I am just trying to figure out what it means to be human.
to be human. the awareness of a collective longing.
longing for food, for success, for fame, for survival, for adventure, for wanderlust, for romance, for roots, for connection, for the sacred, for spirituality, for belonging, and most of all, for meaning.
We all package our meaning in different wrapping. We all climb in and out of different boxes, gaze up at different stained cathedral ceilings or towering redwoods, try on different crutches and shoes for size, kneel on numbed knees or position our after the great yogis or Buddhists to move from the carnal into a higher state of enlightenment or worship.
at the end of this life, when we are wasted and waning, when tattoos and lips and cheeks have faded, when skin hangs loose and cells betray us, when the last touch we feel is from a stethoscope, we all want to look back and think that it mattered. That the moments meant something. That something, a love, a memory, a life, will survive us. be it a spiritual, a written, a breathing legacy - we all want to leave something behind to make sense of why we were here.
for some the answer lies clearly in an omnipotent, omnipresent, loving God. For some, their legacy is not of the world but of the "next." For others, the answer lies in connectedness in the now to other beings and to themselves, in awareness of individual impact on the collective. There are millions of thoughts and prayers and paths and beliefs that surround the crux of this longing for meaning, that make try to make sense of the need to make sense of it all. For some, simply being alive and returning to dust is all the beauty that they need to exist.
For me, meaning lies in social justice. Meaning lies in fighting to reduce suffering. Meaning lies in human connection and global awareness. Meaning lies in never forgetting tiny old man faces and fading heartbeats and the hope that maybe more children survived than died because of me. I don't think for a second that this is unselfish. It is the opposite. But it is what it is. It has taken the place of religion or G*d and become the sacred.

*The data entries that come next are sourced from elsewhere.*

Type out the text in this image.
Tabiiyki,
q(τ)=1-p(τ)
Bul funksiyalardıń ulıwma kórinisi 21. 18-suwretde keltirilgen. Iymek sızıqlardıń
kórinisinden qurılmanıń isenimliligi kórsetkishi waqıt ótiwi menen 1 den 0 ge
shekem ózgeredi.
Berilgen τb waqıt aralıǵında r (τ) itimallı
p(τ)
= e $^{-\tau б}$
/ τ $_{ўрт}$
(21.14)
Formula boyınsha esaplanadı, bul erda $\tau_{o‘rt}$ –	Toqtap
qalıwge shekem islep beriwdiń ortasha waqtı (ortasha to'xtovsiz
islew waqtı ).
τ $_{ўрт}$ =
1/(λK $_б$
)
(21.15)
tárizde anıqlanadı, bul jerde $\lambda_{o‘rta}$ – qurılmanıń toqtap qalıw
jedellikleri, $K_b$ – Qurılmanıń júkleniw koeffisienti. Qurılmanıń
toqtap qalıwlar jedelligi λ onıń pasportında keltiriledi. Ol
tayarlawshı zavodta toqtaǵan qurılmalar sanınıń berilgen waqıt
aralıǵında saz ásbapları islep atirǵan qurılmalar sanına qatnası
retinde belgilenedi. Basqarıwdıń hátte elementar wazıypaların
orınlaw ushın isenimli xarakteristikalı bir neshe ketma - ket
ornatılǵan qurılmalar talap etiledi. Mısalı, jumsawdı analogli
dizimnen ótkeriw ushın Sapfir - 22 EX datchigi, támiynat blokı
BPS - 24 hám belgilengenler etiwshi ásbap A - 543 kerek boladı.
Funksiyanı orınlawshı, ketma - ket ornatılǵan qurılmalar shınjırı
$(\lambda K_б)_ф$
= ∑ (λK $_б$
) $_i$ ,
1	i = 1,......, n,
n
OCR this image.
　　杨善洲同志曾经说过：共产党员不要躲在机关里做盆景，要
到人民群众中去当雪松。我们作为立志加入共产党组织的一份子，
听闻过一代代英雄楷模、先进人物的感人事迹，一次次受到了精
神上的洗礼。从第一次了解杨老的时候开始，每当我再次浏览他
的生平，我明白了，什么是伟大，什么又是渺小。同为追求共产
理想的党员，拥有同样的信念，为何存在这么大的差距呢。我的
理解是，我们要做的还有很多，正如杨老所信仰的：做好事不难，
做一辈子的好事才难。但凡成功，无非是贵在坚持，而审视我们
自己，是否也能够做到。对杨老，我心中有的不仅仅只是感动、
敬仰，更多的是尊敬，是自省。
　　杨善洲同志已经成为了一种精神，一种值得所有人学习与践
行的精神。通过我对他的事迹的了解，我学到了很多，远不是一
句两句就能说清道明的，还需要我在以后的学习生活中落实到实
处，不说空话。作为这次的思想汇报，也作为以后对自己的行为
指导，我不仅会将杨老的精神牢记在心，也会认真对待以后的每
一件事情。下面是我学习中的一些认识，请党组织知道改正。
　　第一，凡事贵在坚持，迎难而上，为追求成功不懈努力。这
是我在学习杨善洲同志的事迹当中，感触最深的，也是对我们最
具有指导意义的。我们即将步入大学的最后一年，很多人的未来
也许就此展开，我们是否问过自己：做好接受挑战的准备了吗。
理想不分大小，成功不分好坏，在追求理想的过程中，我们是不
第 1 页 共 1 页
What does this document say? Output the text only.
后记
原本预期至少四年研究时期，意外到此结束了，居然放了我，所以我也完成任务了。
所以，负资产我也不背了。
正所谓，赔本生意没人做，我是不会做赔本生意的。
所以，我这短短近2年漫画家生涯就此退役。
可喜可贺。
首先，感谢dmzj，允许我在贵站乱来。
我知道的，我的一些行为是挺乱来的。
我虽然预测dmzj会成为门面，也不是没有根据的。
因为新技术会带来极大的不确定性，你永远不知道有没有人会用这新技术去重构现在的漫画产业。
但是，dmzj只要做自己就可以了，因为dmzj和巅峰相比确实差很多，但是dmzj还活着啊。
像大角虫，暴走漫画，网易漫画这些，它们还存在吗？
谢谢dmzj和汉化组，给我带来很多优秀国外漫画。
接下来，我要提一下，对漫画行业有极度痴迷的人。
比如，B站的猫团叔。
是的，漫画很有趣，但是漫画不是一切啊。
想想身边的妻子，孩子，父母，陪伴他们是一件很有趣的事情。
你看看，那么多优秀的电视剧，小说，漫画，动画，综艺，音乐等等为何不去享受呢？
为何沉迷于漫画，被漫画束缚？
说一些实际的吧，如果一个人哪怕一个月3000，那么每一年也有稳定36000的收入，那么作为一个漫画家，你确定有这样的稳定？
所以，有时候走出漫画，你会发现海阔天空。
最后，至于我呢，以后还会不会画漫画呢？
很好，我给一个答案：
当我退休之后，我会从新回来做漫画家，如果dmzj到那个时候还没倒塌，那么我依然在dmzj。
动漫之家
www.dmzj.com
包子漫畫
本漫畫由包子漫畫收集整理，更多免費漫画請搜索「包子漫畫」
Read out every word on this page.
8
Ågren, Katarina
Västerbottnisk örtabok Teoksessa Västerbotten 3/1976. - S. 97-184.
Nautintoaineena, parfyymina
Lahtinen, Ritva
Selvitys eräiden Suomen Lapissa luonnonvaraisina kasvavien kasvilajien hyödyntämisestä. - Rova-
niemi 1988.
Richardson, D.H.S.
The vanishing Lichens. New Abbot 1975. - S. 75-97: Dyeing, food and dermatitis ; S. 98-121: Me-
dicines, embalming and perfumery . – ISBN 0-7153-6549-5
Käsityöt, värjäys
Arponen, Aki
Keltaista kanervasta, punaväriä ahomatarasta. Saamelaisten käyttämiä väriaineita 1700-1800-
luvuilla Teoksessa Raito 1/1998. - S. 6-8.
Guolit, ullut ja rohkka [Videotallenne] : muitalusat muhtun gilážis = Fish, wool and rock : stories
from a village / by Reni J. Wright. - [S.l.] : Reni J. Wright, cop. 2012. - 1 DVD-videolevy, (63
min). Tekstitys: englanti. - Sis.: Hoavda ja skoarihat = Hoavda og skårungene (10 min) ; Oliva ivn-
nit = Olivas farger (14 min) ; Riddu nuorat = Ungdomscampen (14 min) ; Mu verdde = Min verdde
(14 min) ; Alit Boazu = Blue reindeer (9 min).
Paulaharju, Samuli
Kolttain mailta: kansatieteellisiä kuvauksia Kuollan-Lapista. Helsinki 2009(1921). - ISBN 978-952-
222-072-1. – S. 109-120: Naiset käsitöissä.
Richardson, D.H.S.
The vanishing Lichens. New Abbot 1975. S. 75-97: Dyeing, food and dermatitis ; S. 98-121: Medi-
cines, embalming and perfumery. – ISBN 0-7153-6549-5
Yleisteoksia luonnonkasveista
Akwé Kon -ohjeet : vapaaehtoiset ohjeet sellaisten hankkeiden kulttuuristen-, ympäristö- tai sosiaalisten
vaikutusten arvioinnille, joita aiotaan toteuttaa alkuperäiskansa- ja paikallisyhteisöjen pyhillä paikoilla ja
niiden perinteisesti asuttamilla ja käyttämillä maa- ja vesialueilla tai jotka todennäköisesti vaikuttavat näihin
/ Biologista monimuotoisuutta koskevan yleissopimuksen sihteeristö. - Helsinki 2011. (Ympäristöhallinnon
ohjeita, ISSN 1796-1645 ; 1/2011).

And so in my little life I'm going to go out again. I'm going to cement my feet to this path, I'm going to squinch my eyes and dive into this great river of knowing and serving and traveling and seeing and fighting from which there is no turning back. I knew from the moment I worked my first solo shift in the pediatrics ward in Bere that I was eternally damned by the horrid need to be amidst great suffering, touch great evil, and wrap my arms around exquisite fragility.
In Tchad I both found and lost humanity. It was a dark and shadowy line. And I need to walk it again. I don't pretend this is healthy. So I need a rigid structure and perspective and balance this time . And so I'm going to work for MSF. And it will be hard. But I will be back in the primal grind of chaos and survival and a life that is stripped down to that which matters most. And I can't wait to be back. I'm ready. I'm going.
And no matter what happens or who I become may I always remember to cherish. May I always try to love. And may I never, ever forget the faces of the forgotten. And may their memory fuel a knowledge and passion that results in one person, somewhere, living to see another day, another week, another year, or perhaps even a lifetime.
to live. because it is life, not my privileged quest for meaning, that matters most.